La fin d’une ère : l’autorité de Paul Biya, pilier d’un système à bout de souffle
Malgré son âge avancé et son retrait progressif de la vie publique, Paul Biya a longtemps incarné une forme de stabilité symbolique au Cameroun. Mais aujourd’hui, son influence affaiblie révèle les failles d’un système où personne ne semble plus en mesure de garantir l’ordre. Les Camerounais assistent, impuissants, à la montée en puissance de clans rivaux qui se disputent ouvertement le pouvoir et les ressources nationales.

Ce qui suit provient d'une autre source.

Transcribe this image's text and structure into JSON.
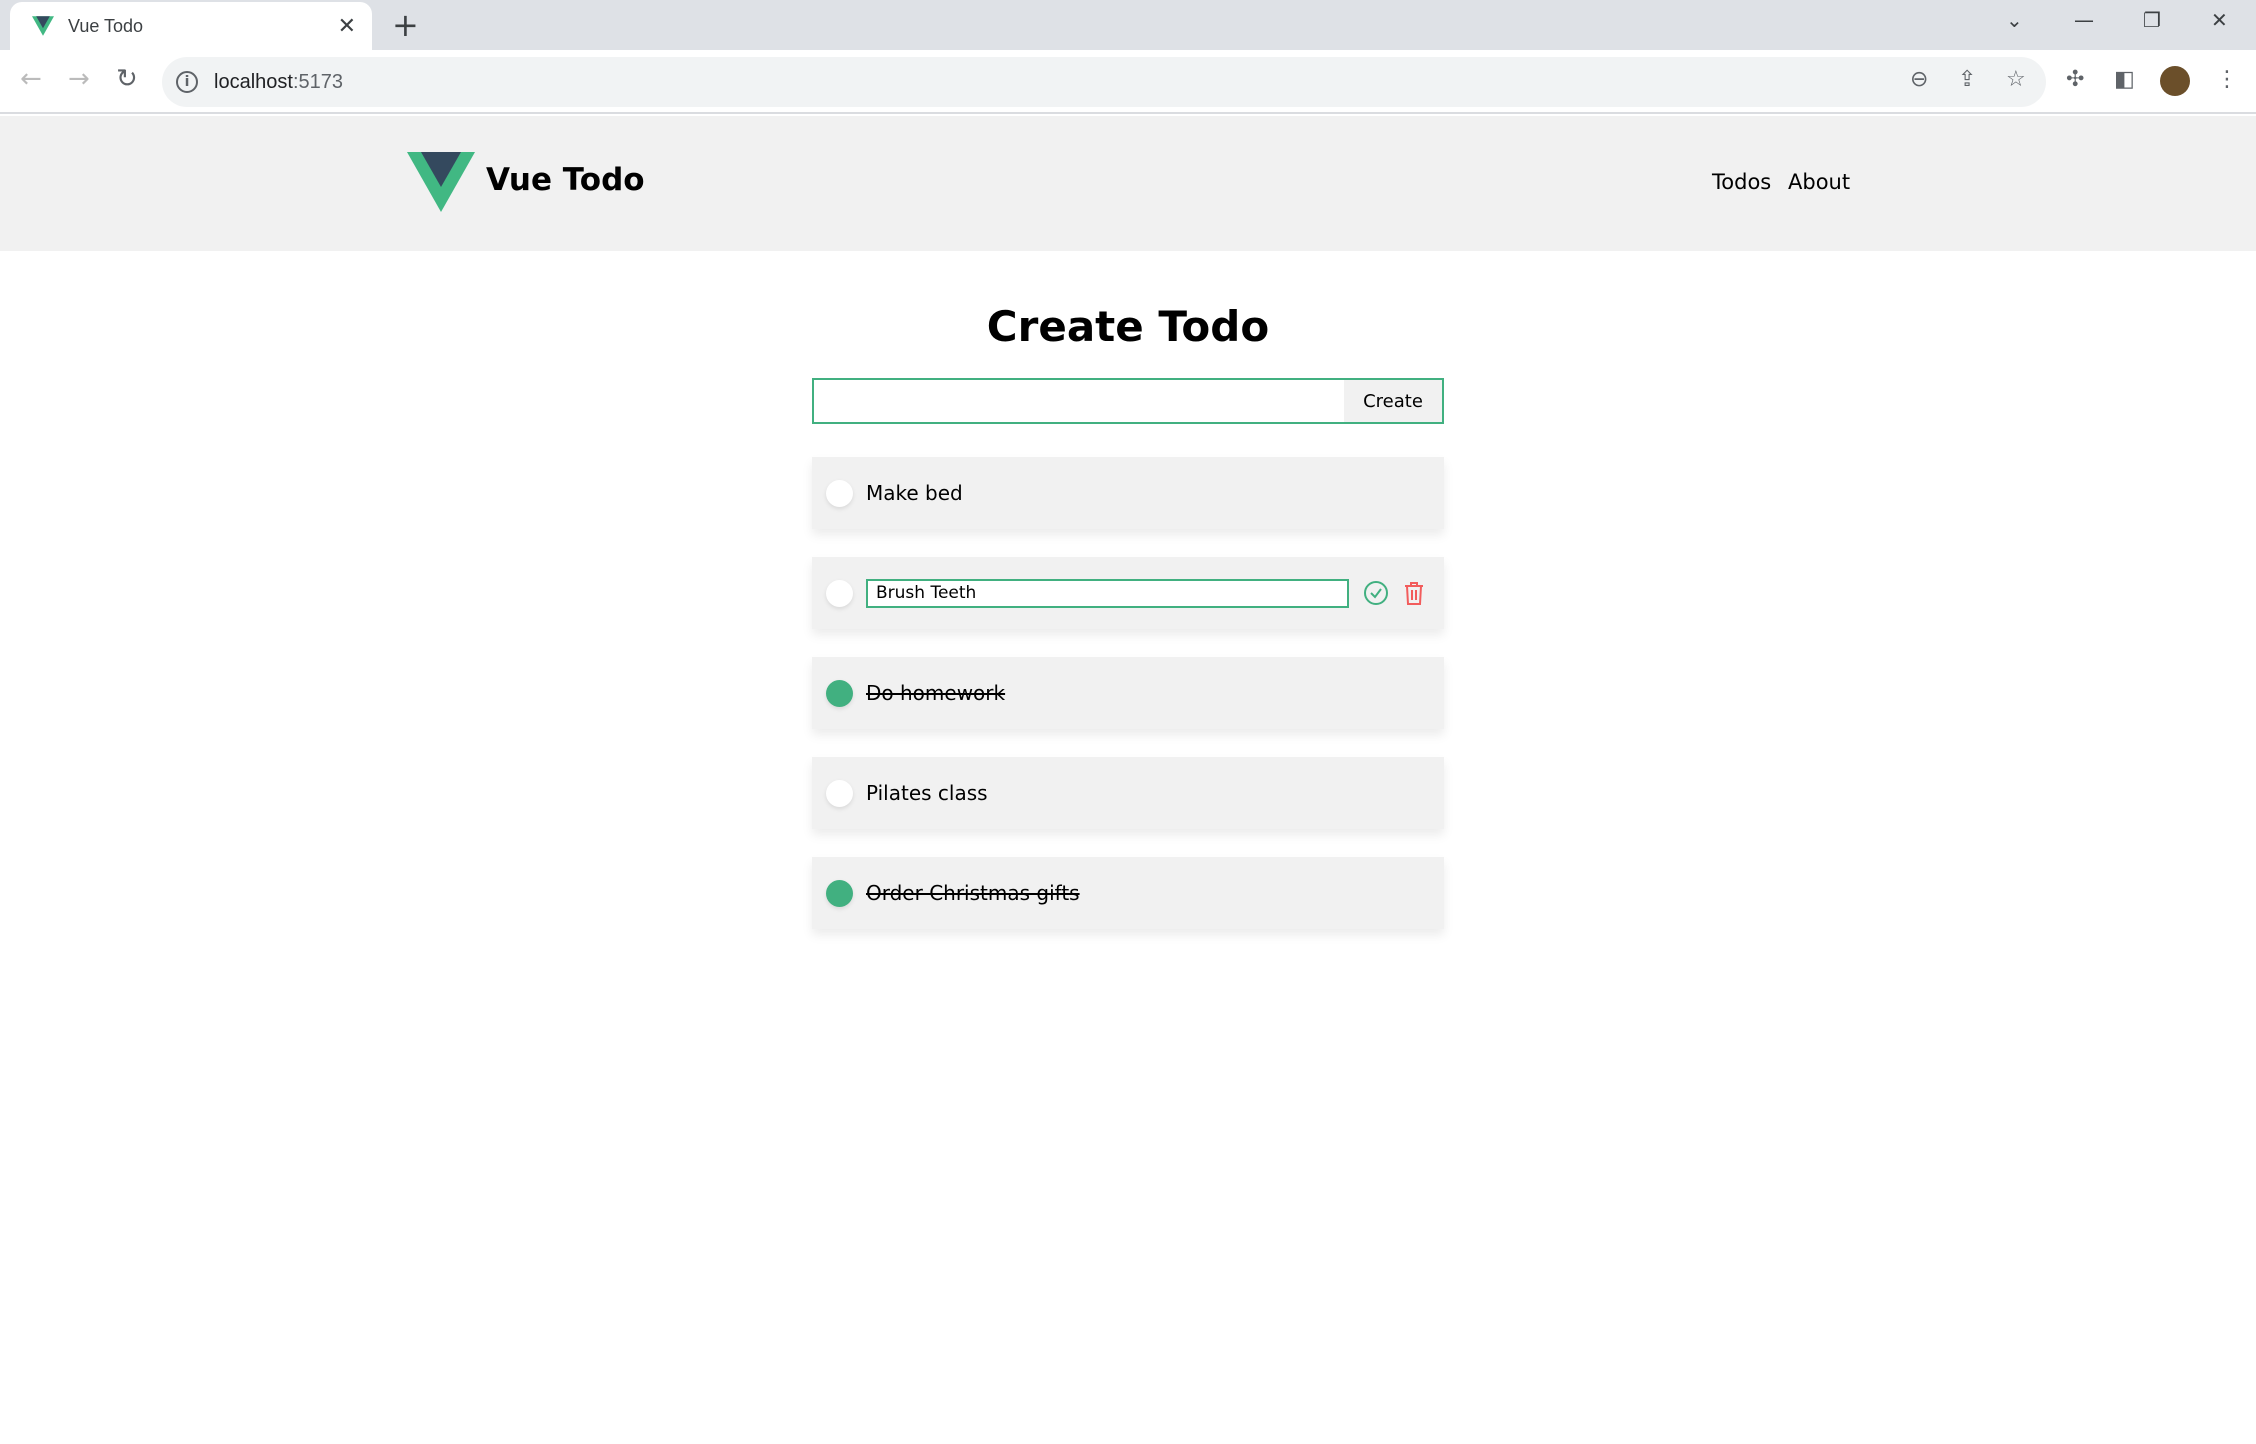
{
  "browser": {
    "tab_title": "Vue Todo",
    "url_host": "localhost",
    "url_port": ":5173"
  },
  "header": {
    "brand": "Vue Todo",
    "nav": [
      "Todos",
      "About"
    ]
  },
  "main": {
    "title": "Create Todo",
    "create_input_value": "",
    "create_button": "Create",
    "todos": [
      {
        "text": "Make bed",
        "completed": false,
        "editing": false
      },
      {
        "text": "Brush Teeth",
        "completed": false,
        "editing": true
      },
      {
        "text": "Do homework",
        "completed": true,
        "editing": false
      },
      {
        "text": "Pilates class",
        "completed": false,
        "editing": false
      },
      {
        "text": "Order Christmas gifts",
        "completed": true,
        "editing": false
      }
    ]
  },
  "colors": {
    "accent": "#41b080",
    "danger": "#f25c5c",
    "header_bg": "#f1f1f1"
  }
}
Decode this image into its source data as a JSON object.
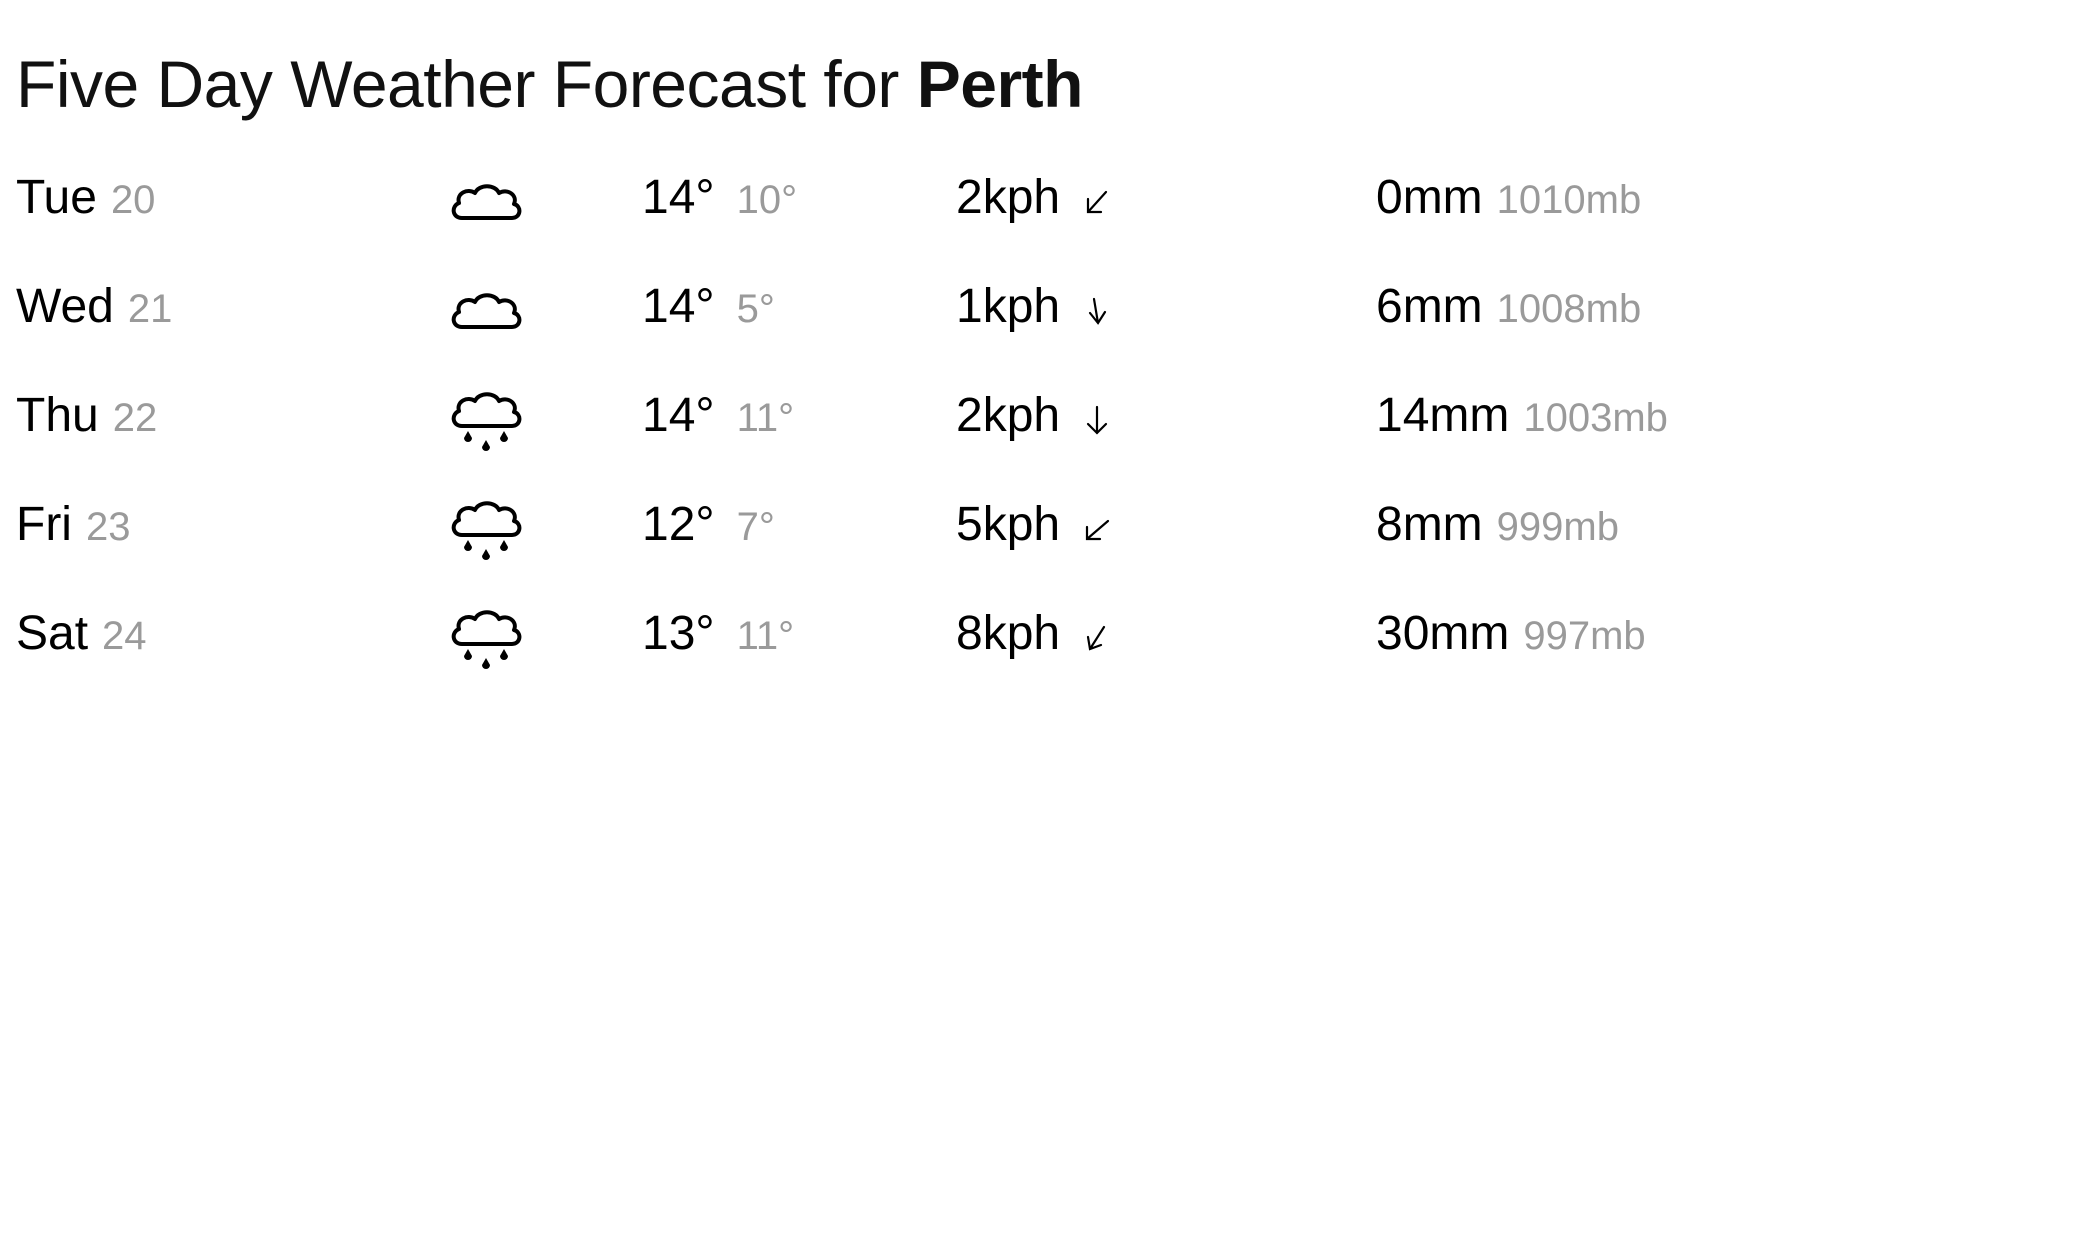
{
  "page": {
    "title_prefix": "Five Day Weather Forecast for",
    "city": "Perth"
  },
  "colors": {
    "primary_text": "#000000",
    "secondary_text": "#9a9a9a",
    "background": "#ffffff"
  },
  "days": [
    {
      "weekday": "Tue",
      "date": "20",
      "icon": "cloud-icon",
      "high": "14°",
      "low": "10°",
      "wind_speed": "2kph",
      "wind_arrow": "arrow-down-left-icon",
      "rain": "0mm",
      "pressure": "1010mb"
    },
    {
      "weekday": "Wed",
      "date": "21",
      "icon": "cloud-icon",
      "high": "14°",
      "low": "5°",
      "wind_speed": "1kph",
      "wind_arrow": "arrow-down-icon",
      "rain": "6mm",
      "pressure": "1008mb"
    },
    {
      "weekday": "Thu",
      "date": "22",
      "icon": "rain-cloud-icon",
      "high": "14°",
      "low": "11°",
      "wind_speed": "2kph",
      "wind_arrow": "arrow-down-icon",
      "rain": "14mm",
      "pressure": "1003mb"
    },
    {
      "weekday": "Fri",
      "date": "23",
      "icon": "rain-cloud-icon",
      "high": "12°",
      "low": "7°",
      "wind_speed": "5kph",
      "wind_arrow": "arrow-down-left-icon",
      "rain": "8mm",
      "pressure": "999mb"
    },
    {
      "weekday": "Sat",
      "date": "24",
      "icon": "rain-cloud-icon",
      "high": "13°",
      "low": "11°",
      "wind_speed": "8kph",
      "wind_arrow": "arrow-down-left-icon",
      "rain": "30mm",
      "pressure": "997mb"
    }
  ]
}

Les institutions, autrefois perçues comme intouchables, sont aujourd’hui remises en cause par l’opinion publique. Les ministères devenus invisibles, les décisions prises par délégation permanente et les réseaux d’influence qui semblent se placer au-dessus de la République soulèvent des interrogations légitimes : qui gouverne vraiment le Cameroun aujourd’hui ?
Des signes de déliquescence qui s’accumulent
Les exemples de cette dérive ne manquent pas :
- Un Conseil constitutionnel dont la légitimité est contestée après avoir validé des décisions politiques controversées, perçues comme des mensonges d’État tolérés uniquement parce qu’ils profitaient à l’ancien régime.
- Des ministres et hauts responsables dont les privilèges persistent malgré leur incapacité à résoudre les problèmes quotidiens des citoyens.
- Des entreprises publiques et des richesses nationales (comme l’or) qui échappent au contrôle de l’État, profitant davantage à des intérêts privés qu’à la collectivité.
- Des mandats prolongés de dirigeants d’entreprises publiques et de responsables politiques, sans justification apparente.
Chacun de ces faits, pris isolément, pourrait être discuté. Ensemble, ils révèlent une seule vérité : le Cameroun est en train de s’effondrer sous le poids d’un système qui n’a plus de tête.
Le chaos annoncé : une transition inévitable ?
Pour Jean Pierre Bekolo, la situation est claire : « sans Paul Biya, plus personne ne sera véritablement respecté dans ce pays ». Les rivalités actuellement contenues dans les médias et les réseaux sociaux risquent de s’intensifier, pouvant mener à des violences bien plus graves. Les institutions, déjà paralysées, ne pourront plus jouer leur rôle, et les Camerounais assisteront à une série d’affrontements internes.
Face à ce constat, le cinéaste appelle à une transition pacifique et organisée. Il propose la mise en place d’un gouvernement provisoire chargé de :
- Rétablir la confiance dans les institutions.
- Réformer en profondeur le système politique.
- Organiser des élections transparentes.
- Élaborer de nouvelles règles pour éviter une guerre de succession chaotique.
Pour Bekolo, toute tentative de prolonger artificiellement l’ancien système ne ferait qu’aggraver la crise et mener inévitablement au chaos. Les responsables politiques qui refuseraient de partir par responsabilité historique devraient assumer les conséquences de leurs actes devant l’Histoire.
Un Cameroun en sursis : la sagesse comme ultime recours
Le message de Jean Pierre Bekolo est sans appel : le Cameroun doit éviter à tout prix l’effondrement. La seule voie possible passe par une transition maîtrisée, guidée par la sagesse et non par les calculs politiques. Le pays a besoin de leaders capables de rassembler, et non de diviser.
Le futur du Cameroun se joue aujourd’hui. Chaque jour de retard dans une transition ordonnée augmente le risque de sombrer dans le chaos. La question n’est plus de savoir si le pays doit changer, mais comment il peut le faire sans se détruire.